Cook joined the Premier League clun in 2008, shortly after Thaksin Shinawatra bought the club, and spent three years at the Etihad.
Europe’s top sides have been envious of Barcelona since Messi broke through and began his ascent to the top of world football.
And Man City tried their luck with a big offer for him after someone misunderstood what Pairoj Piempongsant, who worked with the club’s owner, said.
“We were in London on a conference call,” Cook toldThe Athletic . “Pairoj Piempongsant was getting heated. The phone was on the table and he was speaking to Paul Aldridge, who had previously been with West Ham, got himself in a bit of trouble [over Carlos Tevez and Javier Mascherano’s transfers], and was also part of Thaksin’s world.
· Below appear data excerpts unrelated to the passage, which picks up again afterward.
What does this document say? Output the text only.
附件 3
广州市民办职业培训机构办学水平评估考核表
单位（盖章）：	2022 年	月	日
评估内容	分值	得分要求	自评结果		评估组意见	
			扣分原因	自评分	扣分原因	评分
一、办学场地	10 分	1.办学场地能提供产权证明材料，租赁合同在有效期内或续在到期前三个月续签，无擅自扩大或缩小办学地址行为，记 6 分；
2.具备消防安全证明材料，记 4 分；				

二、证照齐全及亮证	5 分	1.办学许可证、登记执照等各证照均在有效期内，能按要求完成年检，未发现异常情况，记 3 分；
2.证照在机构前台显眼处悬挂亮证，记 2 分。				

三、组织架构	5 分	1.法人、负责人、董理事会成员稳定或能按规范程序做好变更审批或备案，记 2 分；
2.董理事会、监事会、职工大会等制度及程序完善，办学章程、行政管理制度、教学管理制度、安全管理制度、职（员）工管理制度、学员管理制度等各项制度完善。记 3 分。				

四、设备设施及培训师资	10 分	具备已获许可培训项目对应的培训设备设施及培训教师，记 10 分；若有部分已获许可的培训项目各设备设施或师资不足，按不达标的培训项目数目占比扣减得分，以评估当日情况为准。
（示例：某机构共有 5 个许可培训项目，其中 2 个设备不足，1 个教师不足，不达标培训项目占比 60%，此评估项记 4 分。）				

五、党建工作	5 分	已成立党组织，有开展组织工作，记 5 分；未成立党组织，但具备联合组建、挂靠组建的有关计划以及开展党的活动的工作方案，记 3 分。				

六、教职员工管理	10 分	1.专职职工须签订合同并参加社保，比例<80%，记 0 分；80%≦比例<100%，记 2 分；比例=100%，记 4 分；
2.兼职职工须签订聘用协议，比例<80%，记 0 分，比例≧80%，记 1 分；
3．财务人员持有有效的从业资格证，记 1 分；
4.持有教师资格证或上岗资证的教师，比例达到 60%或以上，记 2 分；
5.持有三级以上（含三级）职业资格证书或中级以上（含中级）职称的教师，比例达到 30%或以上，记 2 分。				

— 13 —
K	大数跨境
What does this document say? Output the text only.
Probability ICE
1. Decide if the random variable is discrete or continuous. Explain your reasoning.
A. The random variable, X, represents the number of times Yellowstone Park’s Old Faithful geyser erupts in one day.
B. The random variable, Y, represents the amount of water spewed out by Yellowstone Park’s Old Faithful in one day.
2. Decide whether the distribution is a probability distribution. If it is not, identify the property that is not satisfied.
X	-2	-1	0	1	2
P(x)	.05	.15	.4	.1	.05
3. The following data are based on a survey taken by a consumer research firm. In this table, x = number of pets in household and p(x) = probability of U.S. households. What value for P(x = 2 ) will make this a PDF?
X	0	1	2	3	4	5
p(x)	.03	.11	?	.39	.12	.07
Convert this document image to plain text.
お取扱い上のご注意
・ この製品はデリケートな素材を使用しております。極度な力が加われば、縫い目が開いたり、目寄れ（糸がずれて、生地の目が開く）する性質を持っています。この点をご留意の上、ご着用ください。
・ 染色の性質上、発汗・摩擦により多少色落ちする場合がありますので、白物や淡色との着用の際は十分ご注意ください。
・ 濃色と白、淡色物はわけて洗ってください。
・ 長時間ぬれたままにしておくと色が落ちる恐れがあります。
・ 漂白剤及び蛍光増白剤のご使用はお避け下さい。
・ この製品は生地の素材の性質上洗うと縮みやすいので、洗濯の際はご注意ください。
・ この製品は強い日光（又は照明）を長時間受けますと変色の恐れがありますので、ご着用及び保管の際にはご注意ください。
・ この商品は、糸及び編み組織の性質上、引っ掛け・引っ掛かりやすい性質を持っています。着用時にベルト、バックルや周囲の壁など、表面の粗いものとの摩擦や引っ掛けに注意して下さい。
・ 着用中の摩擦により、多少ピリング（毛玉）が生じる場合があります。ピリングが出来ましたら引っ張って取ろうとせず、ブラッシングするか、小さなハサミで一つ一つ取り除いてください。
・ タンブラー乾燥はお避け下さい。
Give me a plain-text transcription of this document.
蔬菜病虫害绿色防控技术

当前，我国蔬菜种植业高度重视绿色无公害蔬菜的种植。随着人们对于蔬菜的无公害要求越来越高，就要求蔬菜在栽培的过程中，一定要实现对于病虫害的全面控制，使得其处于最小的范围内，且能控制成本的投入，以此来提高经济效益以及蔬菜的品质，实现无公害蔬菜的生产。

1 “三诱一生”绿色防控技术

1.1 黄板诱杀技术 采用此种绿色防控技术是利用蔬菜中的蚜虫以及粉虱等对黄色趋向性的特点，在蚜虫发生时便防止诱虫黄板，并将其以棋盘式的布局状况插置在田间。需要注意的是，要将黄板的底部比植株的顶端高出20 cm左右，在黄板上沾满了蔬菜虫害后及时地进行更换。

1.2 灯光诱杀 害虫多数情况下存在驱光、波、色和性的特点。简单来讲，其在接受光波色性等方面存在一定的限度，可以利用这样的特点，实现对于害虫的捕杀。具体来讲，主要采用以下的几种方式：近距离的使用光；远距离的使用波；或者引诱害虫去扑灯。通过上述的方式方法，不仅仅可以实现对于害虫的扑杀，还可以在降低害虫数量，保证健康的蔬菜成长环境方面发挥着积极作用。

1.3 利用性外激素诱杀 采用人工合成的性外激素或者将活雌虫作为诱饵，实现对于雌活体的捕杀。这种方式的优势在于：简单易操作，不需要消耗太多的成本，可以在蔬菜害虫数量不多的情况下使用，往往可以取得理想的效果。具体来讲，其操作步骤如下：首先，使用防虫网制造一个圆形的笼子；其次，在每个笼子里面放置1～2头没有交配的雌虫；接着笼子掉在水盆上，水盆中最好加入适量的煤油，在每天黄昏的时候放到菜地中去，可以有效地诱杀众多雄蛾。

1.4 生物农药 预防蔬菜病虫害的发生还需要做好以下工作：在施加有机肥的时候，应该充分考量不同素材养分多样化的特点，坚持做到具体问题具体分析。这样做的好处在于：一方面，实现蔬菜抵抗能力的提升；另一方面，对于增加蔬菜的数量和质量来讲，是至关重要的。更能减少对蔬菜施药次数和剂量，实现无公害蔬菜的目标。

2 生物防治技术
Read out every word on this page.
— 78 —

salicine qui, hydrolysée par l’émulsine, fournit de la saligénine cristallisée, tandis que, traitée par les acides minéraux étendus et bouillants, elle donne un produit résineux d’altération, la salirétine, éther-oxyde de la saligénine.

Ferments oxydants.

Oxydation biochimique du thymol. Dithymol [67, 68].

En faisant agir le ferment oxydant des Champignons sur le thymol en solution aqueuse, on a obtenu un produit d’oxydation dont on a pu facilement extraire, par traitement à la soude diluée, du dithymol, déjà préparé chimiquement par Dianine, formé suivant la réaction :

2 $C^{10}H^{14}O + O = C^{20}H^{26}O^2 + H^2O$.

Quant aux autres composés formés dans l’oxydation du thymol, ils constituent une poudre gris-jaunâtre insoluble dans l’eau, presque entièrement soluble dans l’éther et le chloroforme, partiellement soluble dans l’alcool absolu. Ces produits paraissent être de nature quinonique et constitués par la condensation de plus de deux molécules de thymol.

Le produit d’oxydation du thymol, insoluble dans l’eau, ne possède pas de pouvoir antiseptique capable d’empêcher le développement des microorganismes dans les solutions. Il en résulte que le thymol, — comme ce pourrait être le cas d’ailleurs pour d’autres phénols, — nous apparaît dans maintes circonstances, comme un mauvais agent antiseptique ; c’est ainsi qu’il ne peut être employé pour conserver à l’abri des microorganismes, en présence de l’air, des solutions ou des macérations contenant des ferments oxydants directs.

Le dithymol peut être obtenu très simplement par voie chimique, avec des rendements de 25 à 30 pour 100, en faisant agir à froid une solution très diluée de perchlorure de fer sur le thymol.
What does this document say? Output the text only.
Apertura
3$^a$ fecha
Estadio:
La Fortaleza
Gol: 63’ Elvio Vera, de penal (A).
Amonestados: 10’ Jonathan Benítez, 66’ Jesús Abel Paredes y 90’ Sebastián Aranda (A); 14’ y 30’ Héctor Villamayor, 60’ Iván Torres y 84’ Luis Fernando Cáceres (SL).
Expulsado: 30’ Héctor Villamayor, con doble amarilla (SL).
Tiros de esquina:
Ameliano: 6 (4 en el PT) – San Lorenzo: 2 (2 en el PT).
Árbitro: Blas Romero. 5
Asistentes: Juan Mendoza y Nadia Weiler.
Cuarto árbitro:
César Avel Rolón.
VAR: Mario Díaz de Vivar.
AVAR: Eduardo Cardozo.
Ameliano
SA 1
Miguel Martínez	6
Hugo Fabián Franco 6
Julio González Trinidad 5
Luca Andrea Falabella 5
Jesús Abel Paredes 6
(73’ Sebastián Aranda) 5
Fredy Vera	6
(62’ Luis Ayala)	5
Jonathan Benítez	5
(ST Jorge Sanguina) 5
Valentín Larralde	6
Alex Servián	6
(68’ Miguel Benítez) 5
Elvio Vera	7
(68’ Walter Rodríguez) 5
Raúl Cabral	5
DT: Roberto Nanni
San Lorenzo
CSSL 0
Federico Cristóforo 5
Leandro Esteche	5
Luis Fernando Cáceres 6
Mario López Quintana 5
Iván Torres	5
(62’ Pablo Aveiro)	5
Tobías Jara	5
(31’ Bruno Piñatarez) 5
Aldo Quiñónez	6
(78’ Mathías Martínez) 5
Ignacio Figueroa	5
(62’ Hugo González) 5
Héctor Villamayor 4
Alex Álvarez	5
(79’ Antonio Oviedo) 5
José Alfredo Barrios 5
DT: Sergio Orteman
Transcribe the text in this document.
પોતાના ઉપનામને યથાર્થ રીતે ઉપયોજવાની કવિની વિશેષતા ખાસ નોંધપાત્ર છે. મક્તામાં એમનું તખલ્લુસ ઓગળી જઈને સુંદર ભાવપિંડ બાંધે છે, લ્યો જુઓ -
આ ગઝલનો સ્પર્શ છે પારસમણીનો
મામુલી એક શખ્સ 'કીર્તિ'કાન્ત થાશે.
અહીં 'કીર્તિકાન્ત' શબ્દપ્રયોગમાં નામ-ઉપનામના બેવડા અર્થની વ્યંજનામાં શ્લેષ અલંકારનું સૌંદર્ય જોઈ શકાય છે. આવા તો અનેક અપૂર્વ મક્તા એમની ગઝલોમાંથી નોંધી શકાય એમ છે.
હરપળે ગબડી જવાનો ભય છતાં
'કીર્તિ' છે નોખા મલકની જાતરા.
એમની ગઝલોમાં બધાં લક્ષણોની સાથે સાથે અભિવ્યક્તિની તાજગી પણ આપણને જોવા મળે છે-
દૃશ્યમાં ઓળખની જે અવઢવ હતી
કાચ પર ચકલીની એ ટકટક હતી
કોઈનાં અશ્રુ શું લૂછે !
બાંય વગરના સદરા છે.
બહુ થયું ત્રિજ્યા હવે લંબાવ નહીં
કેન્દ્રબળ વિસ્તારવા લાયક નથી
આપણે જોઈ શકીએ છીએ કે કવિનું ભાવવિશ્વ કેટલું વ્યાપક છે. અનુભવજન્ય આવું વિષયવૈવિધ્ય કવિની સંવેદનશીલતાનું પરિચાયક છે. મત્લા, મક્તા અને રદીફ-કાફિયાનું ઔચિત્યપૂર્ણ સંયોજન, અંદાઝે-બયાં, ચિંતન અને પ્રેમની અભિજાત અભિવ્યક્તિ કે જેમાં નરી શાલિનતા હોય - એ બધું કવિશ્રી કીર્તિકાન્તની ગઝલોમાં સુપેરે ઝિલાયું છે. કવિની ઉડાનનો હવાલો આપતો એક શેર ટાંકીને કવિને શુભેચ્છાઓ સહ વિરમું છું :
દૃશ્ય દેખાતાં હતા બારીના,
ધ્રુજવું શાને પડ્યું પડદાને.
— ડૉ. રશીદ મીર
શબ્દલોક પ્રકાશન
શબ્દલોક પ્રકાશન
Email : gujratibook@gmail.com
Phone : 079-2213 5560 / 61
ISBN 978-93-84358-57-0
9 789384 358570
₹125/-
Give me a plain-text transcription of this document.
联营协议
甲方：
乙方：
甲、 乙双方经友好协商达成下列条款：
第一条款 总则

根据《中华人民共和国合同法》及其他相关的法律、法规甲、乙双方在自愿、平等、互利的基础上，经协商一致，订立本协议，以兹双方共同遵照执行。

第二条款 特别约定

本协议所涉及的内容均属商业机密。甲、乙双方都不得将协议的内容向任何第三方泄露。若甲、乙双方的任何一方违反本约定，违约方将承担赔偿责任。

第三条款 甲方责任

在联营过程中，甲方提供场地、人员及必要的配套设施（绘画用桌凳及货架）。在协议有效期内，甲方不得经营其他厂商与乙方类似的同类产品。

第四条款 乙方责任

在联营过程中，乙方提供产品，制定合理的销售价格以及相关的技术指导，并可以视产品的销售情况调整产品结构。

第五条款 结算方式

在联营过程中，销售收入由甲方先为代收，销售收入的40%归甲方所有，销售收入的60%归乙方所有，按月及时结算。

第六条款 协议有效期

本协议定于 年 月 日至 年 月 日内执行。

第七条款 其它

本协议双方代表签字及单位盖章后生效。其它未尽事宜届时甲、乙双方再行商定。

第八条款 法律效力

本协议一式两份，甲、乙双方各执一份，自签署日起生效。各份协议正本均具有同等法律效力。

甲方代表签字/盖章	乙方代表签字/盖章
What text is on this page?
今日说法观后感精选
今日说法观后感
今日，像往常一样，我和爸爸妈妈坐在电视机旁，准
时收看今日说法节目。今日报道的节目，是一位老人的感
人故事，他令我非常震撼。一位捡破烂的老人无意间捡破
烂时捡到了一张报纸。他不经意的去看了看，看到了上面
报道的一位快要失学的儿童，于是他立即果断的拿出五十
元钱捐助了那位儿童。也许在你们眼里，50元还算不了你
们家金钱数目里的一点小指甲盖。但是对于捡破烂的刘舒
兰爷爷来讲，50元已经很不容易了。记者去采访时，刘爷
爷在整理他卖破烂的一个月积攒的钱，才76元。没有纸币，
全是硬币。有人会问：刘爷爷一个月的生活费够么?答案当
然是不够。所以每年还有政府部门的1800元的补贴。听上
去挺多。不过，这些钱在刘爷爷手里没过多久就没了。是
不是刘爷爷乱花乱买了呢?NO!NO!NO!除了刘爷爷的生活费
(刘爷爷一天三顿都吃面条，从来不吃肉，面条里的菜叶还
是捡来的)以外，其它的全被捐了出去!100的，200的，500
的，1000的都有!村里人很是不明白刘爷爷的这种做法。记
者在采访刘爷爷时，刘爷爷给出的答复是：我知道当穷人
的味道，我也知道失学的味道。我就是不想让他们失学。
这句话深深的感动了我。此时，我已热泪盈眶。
“So picture the scene. There’s Paul with his London accent: ‘Pairoj, you got to tell me what we’re doing, it’s getting out of control’.
“Pairoj was lying on a chaise lounge, getting a massage, and shouting: ‘Yes, yes, yes! Very messy, messy, it’s getting messy’. Something got lost in translation and — on my daughter’s eyesight, this is the truth — that was misheard as ‘we’ve got to get Messi’.
“That was the enduring comedy of Manchester City, I suppose. Paul came to me afterwards: ‘Garry, this is getting confusing, I don’t know what we are doing here’. I said: ‘Put the offer in, let’s see what we come up with’.
“Then Dave Richards called me the next day from the Premier League: ‘Garry, have you put in an offer for Lionel Messi? Seventy million pounds? Are you mad?’
“He said he’d had a call from Barcelona and they wanted to know if it was real. They were saying to Dave that, if it was real, they might have done a deal a few weeks earlier.”
Instead of signing Lionel Messi, City ended up setting a new British record transfer when they hijacked Robinho’s move to Chelsea.
“The truth — and Peter Kenyon and I still talk about it — is that Robinho thought he was going to Chelsea,” Cook added.
“Robinho was already on his way from Madrid to London and he was heading to Chelsea. We got ourselves in the middle of the flight details and put him on a private plane, still to London. Then the agent gods got to work on him.
“I’m still not sure he knew he was going to end up, ultimately, in Manchester. What he knew was that he was going to earn a lot of money playing for another team in the Premier League, whereas in Madrid he wasn’t getting game time. He was going to be a very wealthy man and you know that was the motivation.
“We announced it in the lobby of our London office, so he had never even been to Manchester before he signed.”